Saint Sophia’s Cathedral is a monument to Byzantine art and architectural styles. Dating back to the 12th century, the baroque church took 20 years to build, and features 5 naves, 5 apses, and 13 domed cupolas on a cross-in-square plan.
The cathedral’s proximity to the Royal Palace made it a regular site of events like coronations and the signing of treaties. Grand Prince Yaroslav the Wise, during whose reign the cathedral was finished, founded Ukraine’s first library there. Many rulers have been interred in the cathedral over the years. Prince Yaroslav’s sarcophagus has been there since his burial, though his remains are believed to have been carried off during World War II.
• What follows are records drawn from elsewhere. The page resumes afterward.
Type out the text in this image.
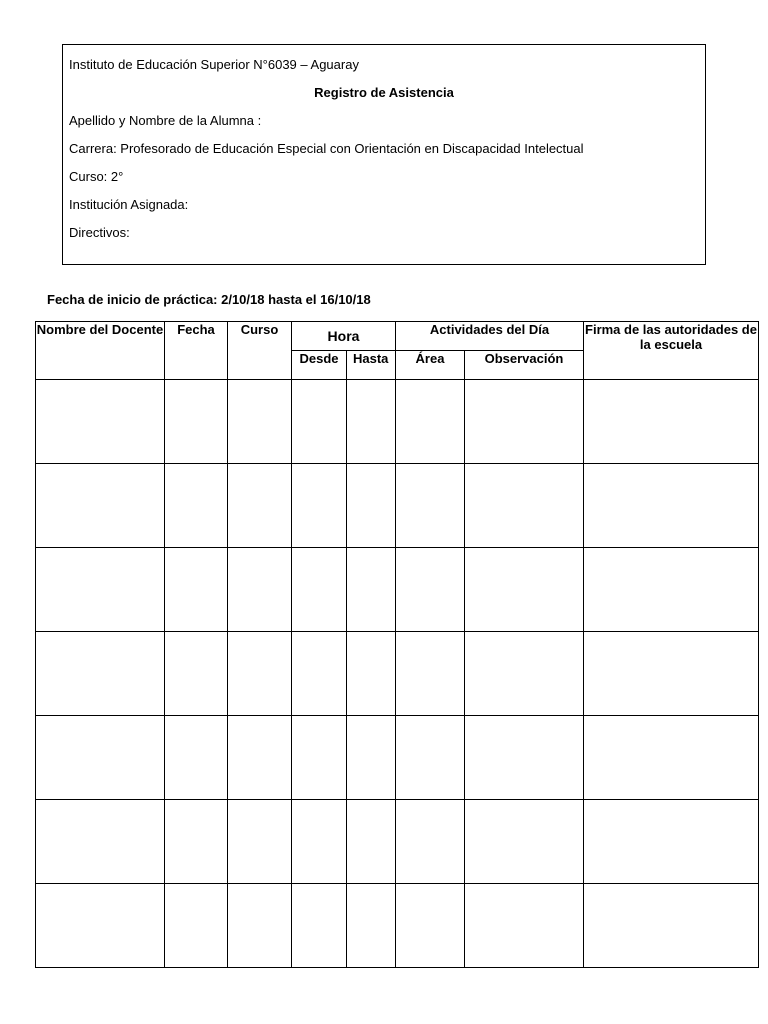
Instituto de Educación Superior N°6039 – Aguaray
Registro de Asistencia
Apellido y Nombre de la Alumna :
Carrera: Profesorado de Educación Especial con Orientación en Discapacidad Intelectual
Curso: 2°
Institución Asignada:
Directivos:
Fecha de inicio de práctica: 2/10/18 hasta el 16/10/18
Nombre del Docente	Fecha	Curso	Hora		Actividades del Día		Firma de las autoridades de la escuela
			Desde	Hasta	Área	Observación	
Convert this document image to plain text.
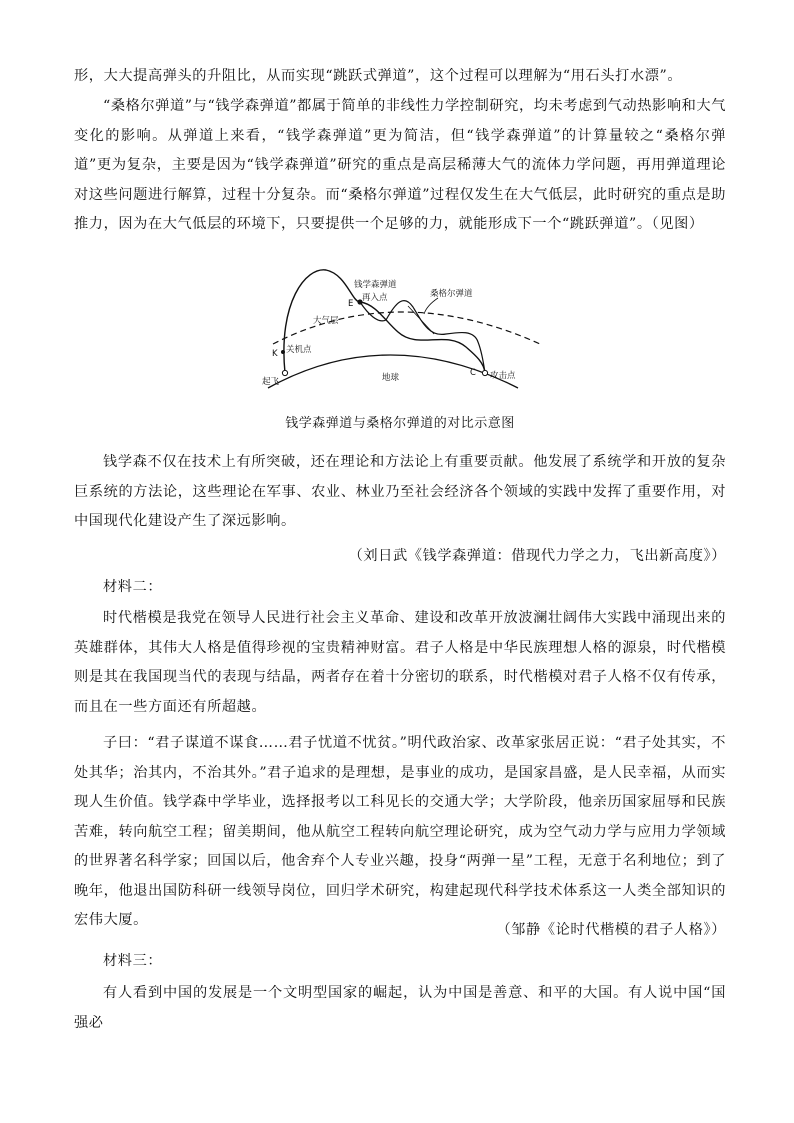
形，大大提高弹头的升阻比，从而实现“跳跃式弹道”，这个过程可以理解为“用石头打水漂”。

“桑格尔弹道”与“钱学森弹道”都属于简单的非线性力学控制研究，均未考虑到气动热影响和大气变化的影响。从弹道上来看，“钱学森弹道”更为简洁，但“钱学森弹道”的计算量较之“桑格尔弹道”更为复杂，主要是因为“钱学森弹道”研究的重点是高层稀薄大气的流体力学问题，再用弹道理论对这些问题进行解算，过程十分复杂。而“桑格尔弹道”过程仅发生在大气低层，此时研究的重点是助推力，因为在大气低层的环境下，只要提供一个足够的力，就能形成下一个“跳跃弹道”。（见图）

钱学森弹道
再入点	桑格尔弹道
大气层
E
K 关机点
起飞	地球	C 攻击点
钱学森弹道与桑格尔弹道的对比示意图

钱学森不仅在技术上有所突破，还在理论和方法论上有重要贡献。他发展了系统学和开放的复杂巨系统的方法论，这些理论在军事、农业、林业乃至社会经济各个领域的实践中发挥了重要作用，对中国现代化建设产生了深远影响。

（刘日武《钱学森弹道：借现代力学之力，飞出新高度》）

材料二：

时代楷模是我党在领导人民进行社会主义革命、建设和改革开放波澜壮阔伟大实践中涌现出来的英雄群体，其伟大人格是值得珍视的宝贵精神财富。君子人格是中华民族理想人格的源泉，时代楷模则是其在我国现当代的表现与结晶，两者存在着十分密切的联系，时代楷模对君子人格不仅有传承，而且在一些方面还有所超越。

子曰：“君子谋道不谋食……君子忧道不忧贫。”明代政治家、改革家张居正说：“君子处其实，不处其华；治其内，不治其外。”君子追求的是理想，是事业的成功，是国家昌盛，是人民幸福，从而实现人生价值。钱学森中学毕业，选择报考以工科见长的交通大学；大学阶段，他亲历国家屈辱和民族苦难，转向航空工程；留美期间，他从航空工程转向航空理论研究，成为空气动力学与应用力学领域的世界著名科学家；回国以后，他舍弃个人专业兴趣，投身“两弹一星”工程，无意于名利地位；到了晚年，他退出国防科研一线领导岗位，回归学术研究，构建起现代科学技术体系这一人类全部知识的宏伟大厦。

（邹静《论时代楷模的君子人格》）

材料三：

有人看到中国的发展是一个文明型国家的崛起，认为中国是善意、和平的大国。有人说中国“国强必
Between 1169 and the 1585, the cathedral changed hands many times and was significantly damaged. During its reconstruction in the 1600s and early-1700s, baroque details like pear-shaped cupolas were added, as were a bell tower, a residence for the Metropolitan (local church head), and ornamented western gates. It was during this time that the exterior was stuccoed and whitewashed and the central cupola was gilded.
Frescoes and mosaics that date back to Saint Sophia’s origins decorate the interior. The most famous piece is the 20-foot stone and glass mosaic of the Virgin Mary praying, thought to be indestructible since it survived the centuries of punishment the church suffered. Since 1934, having survived post-Russian Revolution plans for its destruction, Saint Sophia has mostly ceased functioning as a church and been used as a museum of Ukraine’s Christian history.